| David Hopwood 2006-06-27, 7:02 pm |
| David Hopwood wrote:
> Marshall wrote:
Correction: as the paper on gradual typing referenced below points
out in section 5, something like the "typerec" construct of
<http://citeseer.ist.psu.edu/harper95compiling.html> would be
needed, in order for a system with a "dynamic" type to be equivalent
in expressiveness to dynamic typing or gradual typing.
("typerec" can be used to implement "dynamic"; it is more general.)
[color=darkred]
>
> <http://citeseer.ist.psu.edu/abadi89dynamic.html>
>
>
> It isn't. From the abstract of the above paper:
>
> [...] even in statically typed languages, there is often the need to
> deal with data whose type cannot be determined at compile time. To handle
> such situations safely, we propose to add a type Dynamic whose values are
> pairs of a value v and a type tag T where v has the type denoted by T.
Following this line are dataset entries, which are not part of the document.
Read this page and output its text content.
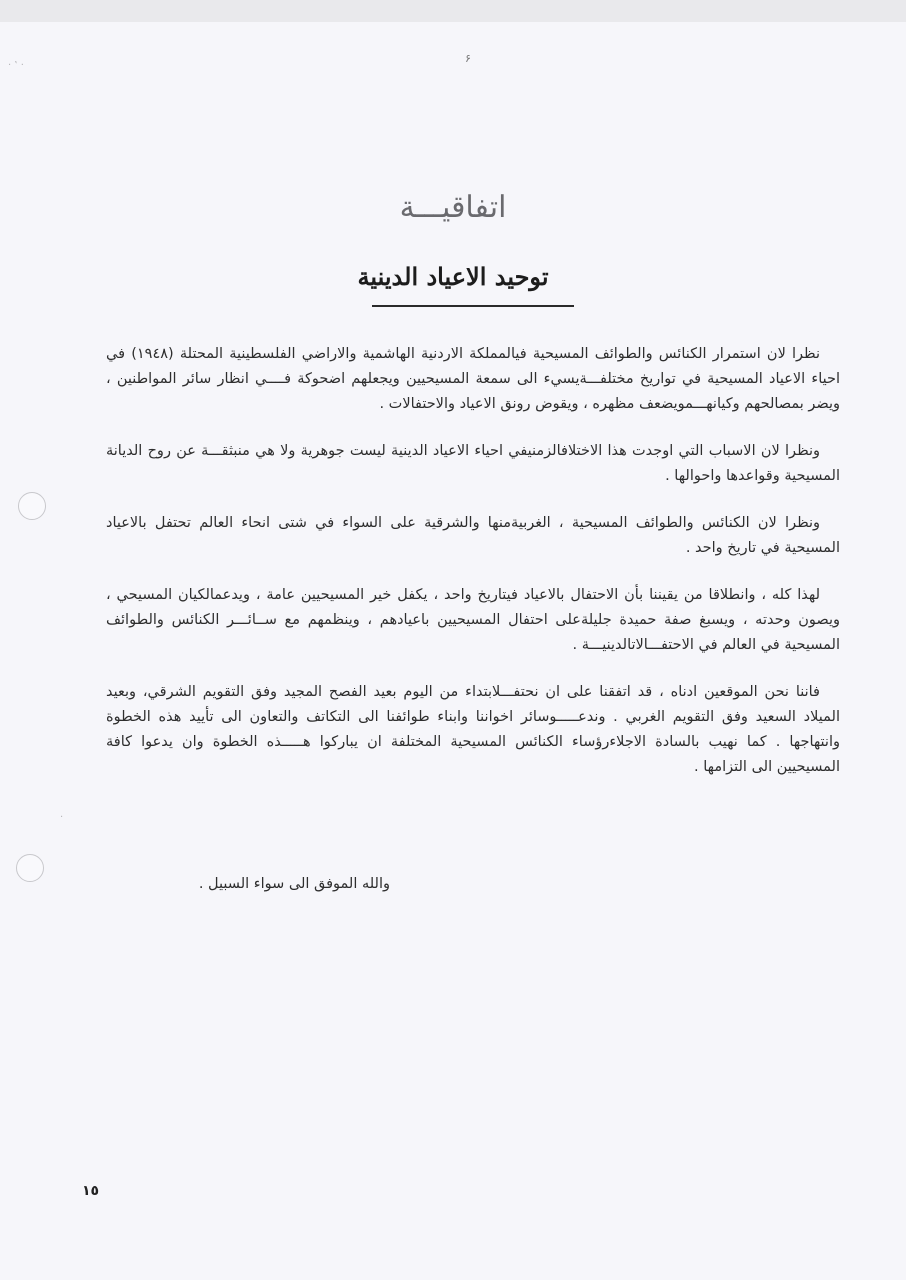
· ‛ ·
·
۶
اتفاقيـــة
توحيد الاعياد الدينية

نظرا لان استمرار الكنائس والطوائف المسيحية فيالمملكة الاردنية الهاشمية والاراضي الفلسطينية المحتلة (١٩٤٨) في احياء الاعياد المسيحية في تواريخ مختلفـــةيسيء الى سمعة المسيحيين ويجعلهم اضحوكة فــــي انظار سائر المواطنين ، ويضر بمصالحهم وكيانهـــمويضعف مظهره ، ويقوض رونق الاعياد والاحتفالات .

ونظرا لان الاسباب التي اوجدت هذا الاختلافالزمنيفي احياء الاعياد الدينية ليست جوهرية ولا هي منبثقـــة عن روح الديانة المسيحية وقواعدها واحوالها .

ونظرا لان الكنائس والطوائف المسيحية ، الغربيةمنها والشرقية على السواء في شتى انحاء العالم تحتفل بالاعياد المسيحية في تاريخ واحد .

لهذا كله ، وانطلاقا من يقيننا بأن الاحتفال بالاعياد فيتاريخ واحد ، يكفل خير المسيحيين عامة ، ويدعمالكيان المسيحي ، ويصون وحدته ، ويسبغ صفة حميدة جليلةعلى احتفال المسيحيين باعيادهم ، وينظمهم مع ســائـــر الكنائس والطوائف المسيحية في العالم في الاحتفـــالاتالدينيـــة .

فاننا نحن الموقعين ادناه ، قد اتفقنا على ان نحتفـــلابتداء من اليوم بعيد الفصح المجيد وفق التقويم الشرقي، وبعيد الميلاد السعيد وفق التقويم الغربي . وندعـــــوسائر اخواننا وابناء طوائفنا الى التكاتف والتعاون الى تأييد هذه الخطوة وانتهاجها . كما نهيب بالسادة الاجلاءرؤساء الكنائس المسيحية المختلفة ان يباركوا هـــــذه الخطوة وان يدعوا كافة المسيحيين الى التزامها .

والله الموفق الى سواء السبيل .
١٥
> Instances of Dynamic are built with an explicit tagging construct and
> inspected with a type safe typecase construct.
>
> "Gradual typing" as described in
> <http://www.cs.rice.edu/~jgs3847/pub...06:_gradual.pdf> is
> another alternative. The difference between gradual typing and a
> "dynamic" type
This should be: the difference between gradual typing and a system with
"typerec"...
> is one of convenience rather than expressiveness --
> gradual typing does not require explicit tagging and typecase constructs.